High Glucose Attenuates Cardioprotective Effects of Glucagon-Like Peptide-1 Through Induction of Mitochondria Dysfunction via Inhibition of β-Arrestin-Signaling

  • Front Physiol. 2021 May 13;12:648399. doi: 10.3389/fphys.2021.648399.
Xietian Pan 1 Chengxiang Li 2 Haokao Gao 2
Affiliations

Affiliations

  • 1 Department of Cardiology, People's Liberation Army General Hospital, Beijing, China.
  • 2 Department of Cardiology, Xijing Hospital, Air Force Medical University, Xi'an, China.
Abstract

An increased vulnerability has been detected after ischemia/reperfusion injury in cardiomyocytes in diabetic patients.

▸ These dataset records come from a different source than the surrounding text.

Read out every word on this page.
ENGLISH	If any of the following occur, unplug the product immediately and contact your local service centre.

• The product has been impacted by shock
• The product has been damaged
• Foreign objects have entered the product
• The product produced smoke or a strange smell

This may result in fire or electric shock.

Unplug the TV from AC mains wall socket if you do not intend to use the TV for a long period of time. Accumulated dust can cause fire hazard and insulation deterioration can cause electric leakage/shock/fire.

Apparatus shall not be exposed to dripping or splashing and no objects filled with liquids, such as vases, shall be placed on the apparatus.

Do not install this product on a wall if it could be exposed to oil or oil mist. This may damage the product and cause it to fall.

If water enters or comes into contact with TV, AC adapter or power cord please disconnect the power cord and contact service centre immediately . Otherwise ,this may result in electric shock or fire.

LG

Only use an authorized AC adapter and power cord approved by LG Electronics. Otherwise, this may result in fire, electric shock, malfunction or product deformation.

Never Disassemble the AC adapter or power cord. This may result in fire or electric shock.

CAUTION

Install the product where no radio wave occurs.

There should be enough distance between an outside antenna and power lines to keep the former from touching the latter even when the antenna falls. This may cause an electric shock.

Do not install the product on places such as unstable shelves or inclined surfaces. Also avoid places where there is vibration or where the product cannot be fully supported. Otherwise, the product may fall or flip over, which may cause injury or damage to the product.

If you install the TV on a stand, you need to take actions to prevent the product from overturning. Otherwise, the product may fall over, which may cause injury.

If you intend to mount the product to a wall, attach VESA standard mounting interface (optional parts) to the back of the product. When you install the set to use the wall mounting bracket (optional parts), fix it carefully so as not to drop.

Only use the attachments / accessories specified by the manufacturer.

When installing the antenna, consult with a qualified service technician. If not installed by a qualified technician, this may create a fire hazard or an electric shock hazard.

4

Glucagon-like peptide-1 (GLP-1) has been proven to have a notable cardioprotective effect in cardiomyocytes. However, in diabetic patients, the cardioprotective effects of GLP-1 are compromised, which is called GLP-1 resistance. β-arrestin is one of the two main downstream effectors of GLP-1 and β-arrestin signaling pathway exerts cardioprotective effects upon activation of GLP-1R. Our hypothesis is that the increased vulnerability of cardiomyocytes in diabetic patients is partly due to disruption of the β-arrestin signaling pathway. To test this, we analyzed cardiomyocyte viability and survival in high glucose and normal glucose condition after hypoxia/reoxygenation injury in vitro, additional GLP-1 was used to determine whether β-arrestin signaling pathway was involved. We also investigated the role of mitochondrial dysfunction in GLP-1 resistance. Our results showed that cardioprotective effects of GLP-1 were reduced in high glucose cultured H9C2 cells compared to normal glucose cultured H9C2, verifying the existence of GLP-1 resistance in high glucose cultured H9C2 cells. Further study suggested that β-arrestin plays a key role in GLP-1 resistance: β-arrestin expression is notably downregulated in high glucose condition and cardioprotective effects of GLP-1 can be diminished by downregulation of β-arrestin in normal glucose condition while upregulation of β-arrestin can restore cardioprotective effects of GLP-1 in high glucose condition. Then we explore how β-arrestin affects the cardioprotective effects of GLP-1 and found that β-arrestin exerts cardioprotective effects by improving mitochondria quality control via the PI3K/Akt signaling pathway. Thus, our study found out a new mechanism of GLP-1 resistance of cardiomyocytes in high glucose conditions that impaired β-arrestin expression, caused mitochondria dysfunction and eventually cell death. Our study provided a new perspective in treating myocardial ischemia/reperfusion injury in diabetic patients.

Keywords

GLP-1; PI3K/Akt; diabetic cardiomyocyte; mitochondria dysfunction; β-arrestin.